Design and Test Furnace Sorbent Injection for SO2 Removal in a Tangentially Fired Boiler

Abstract

The furnace sorbent injection (FSI) process involves injection of dry sorbents into the upper furnace of a coal-fired boiler for reduction of SO2 emissions, forming solid products that are captured in the plant particulate control equipment. Key parameters that impact SO2 removal rates are sorbent reactivity, flue gas temperature at the sorbent injection elevation, and degree of mixing between the sorbent and the flue gas. Several potential impacts on boiler performance, such as increased fouling and increased opacity, need mitigation during design and operation.

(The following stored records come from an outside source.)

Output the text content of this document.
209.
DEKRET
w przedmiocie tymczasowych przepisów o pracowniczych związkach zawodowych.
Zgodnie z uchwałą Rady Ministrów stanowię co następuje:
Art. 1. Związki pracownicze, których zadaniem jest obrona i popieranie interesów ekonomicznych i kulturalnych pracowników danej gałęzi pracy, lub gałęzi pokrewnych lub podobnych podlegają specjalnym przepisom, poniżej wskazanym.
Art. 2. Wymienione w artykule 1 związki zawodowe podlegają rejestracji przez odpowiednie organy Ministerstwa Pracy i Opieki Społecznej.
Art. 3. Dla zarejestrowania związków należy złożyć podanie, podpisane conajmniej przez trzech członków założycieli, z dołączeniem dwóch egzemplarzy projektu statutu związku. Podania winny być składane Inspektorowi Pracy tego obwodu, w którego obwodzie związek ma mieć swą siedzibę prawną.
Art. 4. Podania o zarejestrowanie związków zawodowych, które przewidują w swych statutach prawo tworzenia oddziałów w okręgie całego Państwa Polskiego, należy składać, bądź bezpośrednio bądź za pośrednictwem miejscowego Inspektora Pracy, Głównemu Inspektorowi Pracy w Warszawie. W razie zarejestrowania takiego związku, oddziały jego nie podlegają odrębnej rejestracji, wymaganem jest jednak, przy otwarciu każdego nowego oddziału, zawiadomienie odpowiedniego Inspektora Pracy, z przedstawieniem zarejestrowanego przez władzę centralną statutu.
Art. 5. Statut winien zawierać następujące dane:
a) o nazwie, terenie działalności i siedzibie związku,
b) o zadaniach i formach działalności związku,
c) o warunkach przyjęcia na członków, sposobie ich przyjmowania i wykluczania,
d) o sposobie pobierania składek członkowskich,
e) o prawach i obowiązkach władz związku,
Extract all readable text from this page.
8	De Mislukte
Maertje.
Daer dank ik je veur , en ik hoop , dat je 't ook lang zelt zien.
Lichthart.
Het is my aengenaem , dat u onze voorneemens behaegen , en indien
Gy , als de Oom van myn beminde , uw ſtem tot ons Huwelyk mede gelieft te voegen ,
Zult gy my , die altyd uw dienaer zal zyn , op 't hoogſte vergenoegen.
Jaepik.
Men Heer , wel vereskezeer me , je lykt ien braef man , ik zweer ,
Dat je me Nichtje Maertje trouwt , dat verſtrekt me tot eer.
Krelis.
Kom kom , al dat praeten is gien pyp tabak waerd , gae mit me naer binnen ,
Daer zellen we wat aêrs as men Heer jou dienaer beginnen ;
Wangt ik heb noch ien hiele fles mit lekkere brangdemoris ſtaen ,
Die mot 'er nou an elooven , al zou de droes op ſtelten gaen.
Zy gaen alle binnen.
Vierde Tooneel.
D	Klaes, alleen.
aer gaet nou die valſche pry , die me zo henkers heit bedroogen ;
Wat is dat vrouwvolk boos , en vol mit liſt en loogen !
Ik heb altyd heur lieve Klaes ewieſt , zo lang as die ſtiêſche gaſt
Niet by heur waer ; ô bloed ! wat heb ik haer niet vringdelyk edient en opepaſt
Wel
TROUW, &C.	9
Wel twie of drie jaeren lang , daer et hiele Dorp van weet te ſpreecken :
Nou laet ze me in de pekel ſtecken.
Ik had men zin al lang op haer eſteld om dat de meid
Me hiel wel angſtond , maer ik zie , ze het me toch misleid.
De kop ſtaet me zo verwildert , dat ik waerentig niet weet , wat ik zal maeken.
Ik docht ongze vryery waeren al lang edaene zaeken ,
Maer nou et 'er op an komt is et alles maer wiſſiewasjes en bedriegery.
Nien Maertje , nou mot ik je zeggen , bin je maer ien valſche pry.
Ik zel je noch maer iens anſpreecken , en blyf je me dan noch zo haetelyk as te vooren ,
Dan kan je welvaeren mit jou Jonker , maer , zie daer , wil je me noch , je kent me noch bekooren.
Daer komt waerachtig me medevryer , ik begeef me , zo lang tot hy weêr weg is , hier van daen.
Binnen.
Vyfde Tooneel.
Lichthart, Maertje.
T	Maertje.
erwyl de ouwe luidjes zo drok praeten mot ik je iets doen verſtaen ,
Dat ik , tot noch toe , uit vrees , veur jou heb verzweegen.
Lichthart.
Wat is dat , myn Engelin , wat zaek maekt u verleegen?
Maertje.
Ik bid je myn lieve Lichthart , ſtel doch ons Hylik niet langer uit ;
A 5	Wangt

An FSI demonstration project was recently conducted in a 188 Mega Watt generation (MWg), tangentially fired twin-furnace boiler. An integrated design approach combining computational fluid dynamics modeling, isothermal physical flow modeling, and boiler thermal modeling was applied to (1) understand boiler thermal profiles and flow patterns, (2) specify the optimum sorbent injection design, and (3) predict SO2 removal rates. Field measurements and performance indicators during the test after the installation of the FSI system revealed that SO2 reduction levels were generally consistent with modeling predictions. At the calcium-to-sulfur molar ratio of 2.5, SO2 reduction ranged from approximately 40% to 55%. The highest SO2 reduction achieved during the long-term trial was 72%, at a Ca/S ratio of 3.8.